ソフトバンク孫社長の決算説明会での質疑応答要旨

野村証券「米国のシナジー、20億ドルはソフトバンクの自称じゃないのか?」「国内のスマホ普及率が5割、データの低価格戦略はウィルコム、イーモバイルを活用でいくのか?」
孫社長「ディッシュとの買収合戦で、将来の戦略は言わない方針だったが、既存株主への説得の為に年間2,000億円の経費削減のシナジーに言及。これは初年度は千数百億、4年後に2千億を上回るシナジー効果がある。ウォルストリートで信じてもらえないのは当然だろう。我々は実績で実行する。その時にスプリントの株価に反映されていくと考える。」「国内のスマホはイーモバ、ウィルコムの価格戦略は始めたばかり、イーモバはデータ、ウィルコムはPHSで音声通話で事業を展開していた。これがスマホにシフトするのに、ソフトバンクと相乗効果を出しながらサービスを提供。安かろう、悪かろうではなく安くてもソフトバンククオリティ(いい意味で)を提供できる。料金体系は今後浸透していくはず。ただ2社の位置づけはLCC(格安航空会社)のような位置づけになるだろう。」

日経新聞「4−6月期の代理店手数料の実績と今後」「アリババの上場は影響するか?」「足下の格付け低下で資金調達に影響?
孫社長「代理店手数料は従来の方針と変わらず」「アリババの上場は決定したものではなく、コメントを控える」「格付けは2段階低下を予想していたが、1段階の低下で済んだ。これについては金融機関からも前向きな評価を受けた。バランスのいい有利子負債増加だったため、金融機関からの資金調達は順調、予定よりも調達金利は下がっている」

毎日新聞「世界戦略でスプリントの次?Tモバイル?新興国?」「来年春の消費税増税、料金や販売への影響は?」
孫社長「次は時期尚早なのでノーコメント」「消費税は時期が未確定のため、確定段階で競合他社をみて考える」

東洋経済「ガンホーの連結化の手法について」
孫社長「ソフトバンクはガンホー株を35%の株を持っていた。
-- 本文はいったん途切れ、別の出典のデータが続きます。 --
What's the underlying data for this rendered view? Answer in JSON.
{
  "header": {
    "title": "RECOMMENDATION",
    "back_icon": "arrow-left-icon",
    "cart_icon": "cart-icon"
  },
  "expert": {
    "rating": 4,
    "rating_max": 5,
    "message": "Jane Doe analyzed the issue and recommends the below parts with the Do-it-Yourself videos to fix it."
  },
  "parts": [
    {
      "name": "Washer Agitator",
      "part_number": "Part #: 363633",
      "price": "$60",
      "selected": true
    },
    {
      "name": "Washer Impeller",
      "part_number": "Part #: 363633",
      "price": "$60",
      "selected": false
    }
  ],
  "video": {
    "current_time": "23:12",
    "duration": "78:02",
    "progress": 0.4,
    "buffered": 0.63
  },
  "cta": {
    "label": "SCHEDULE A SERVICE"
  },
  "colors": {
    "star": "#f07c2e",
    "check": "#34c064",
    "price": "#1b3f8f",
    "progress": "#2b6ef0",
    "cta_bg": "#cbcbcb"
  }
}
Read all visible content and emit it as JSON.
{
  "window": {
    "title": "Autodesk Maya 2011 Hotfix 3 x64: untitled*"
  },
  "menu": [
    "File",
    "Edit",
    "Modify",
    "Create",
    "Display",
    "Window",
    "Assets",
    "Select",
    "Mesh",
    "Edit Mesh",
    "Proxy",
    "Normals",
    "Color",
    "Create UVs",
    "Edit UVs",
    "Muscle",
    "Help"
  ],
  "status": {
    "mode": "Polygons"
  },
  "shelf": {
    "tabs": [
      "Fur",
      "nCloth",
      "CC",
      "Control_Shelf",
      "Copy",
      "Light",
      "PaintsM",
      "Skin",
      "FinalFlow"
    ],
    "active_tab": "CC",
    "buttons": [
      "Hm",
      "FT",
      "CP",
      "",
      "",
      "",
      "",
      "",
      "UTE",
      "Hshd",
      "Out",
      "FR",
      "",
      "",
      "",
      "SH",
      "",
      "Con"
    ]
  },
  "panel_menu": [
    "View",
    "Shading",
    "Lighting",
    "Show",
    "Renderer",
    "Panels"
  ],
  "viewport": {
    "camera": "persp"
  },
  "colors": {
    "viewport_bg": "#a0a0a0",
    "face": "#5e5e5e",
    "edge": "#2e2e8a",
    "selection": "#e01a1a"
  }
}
株を買い増しして40%で連結化。それ以外に弟の議決権がソフトバンク側に委託されたため連結化に至る。」「なぜ今の時期?」「もともと弟にお金を貸していたので、返済ではなく議決権を譲り受けた」

フリー山口「スプリントからWindows端末が7月に出た。日本でもでるのか?」
孫社長「Windowsフォンはスプリントの取り組みをみて、ポジティブなら日本でも。もう少し反応を見て決めたい」

朝日新聞「買収完了直後、スプリントの新料金プランにはソフトバンクは関与したのか?」
孫社長「買収前はテレビ電話で毎週会議、情報交換や意見交換をしていた。あくまでスプリントの経営陣が意思決定を行なっていた。料金プランの最終的なゴーサインはソフトバンク側が出した。」

読売新聞「シリコンバレーの新オフィスはいつから?規模は?端末に関する開発も?」
孫社長「9月から始動したい。既にビルの契約は終わり、内装を整備している段階、規模はビル二つ、巨大ではないが1,000名超の社員が入る。当初は数百人規模で開始。ソフトバンクからの出向、スプリント、協力会社、グループ会社の人員を含める。業務内容は新端末の調達、端末に入れるソフトの開発、ネットワークの接続技術の開発、アクセサリーや周辺グッズ、アプリの開発も。私のオフィスもあるので遊びにきて下さい」

朝日新聞「つながりやすさNo1は信じられない人も7〜8割いる。それをどう理解するか」
孫社長「信じられない人が多くて当然、ソフトバンクユーザーはこれまで繋がりにくかった。ガラケーユーザーは実感が薄いかもしれない。iPhone 5や最近のLTE(総務省的にはAXGP)スマホでは遥かに繋がることは科学的データで分かっている。それ以外のユーザーに繋がるってことが浸透するには時間がかかる。最後は真実が一番強い。地道に広告宣伝、店頭でのプロモーションを繰り返す。カレーを配るのは涙ぐましい努力です」

週刊ダイヤモンド「クリアワイヤのTD-LTEは何ヶ所くらいでサービスインしているのでしょうか?」
孫社長「クリアワイヤのTD-LTEの基地局は順次建設中。現時点でネットワークはまだら模様なので性能が出ない。年内一杯で少し使える地域が増える。来年末には使える地域が増える。また端末も来年末までには増えて来る」

フリー石野「総務省への行政訴訟の目的は?」
孫社長「訴訟の決断はまだ。ただ納得はいかない。百歩譲っても10MHzずつが妥当。こんな状況になるならオークションの方がマシだと思った。3社ともイコールになった段階でオークションがいいと思っていたが、今回のアンフェアな判断ならオークションがいいと思った。こんな割り振りは夢にも思っていなかった。今回は非常に残念で、正式な認可の付与までの間にせめて公開ヒアリング、公開討論の場で意見を戦わす場を設けて欲しい。法的措置も止むを得ないが、今後の影響(出入り禁止などで事業に支障が出る)を考慮して悩んでいるところ。少なくとも許認可を受けた部署に天下りがいること、審議会前に決定事項のような報道があったことに疑義を持っている。今後の電波の割り振りでも同じような不当だと思えることがあれば、経営だけでなくユーザーも困るので声を大にしている。ただ我々は今後天下り(総務省OB)を受けることに賛同しかねる。損はしても正義は貫きたい。いや、損はしたくない。せめて透明性のあるプロセスをと願っている。」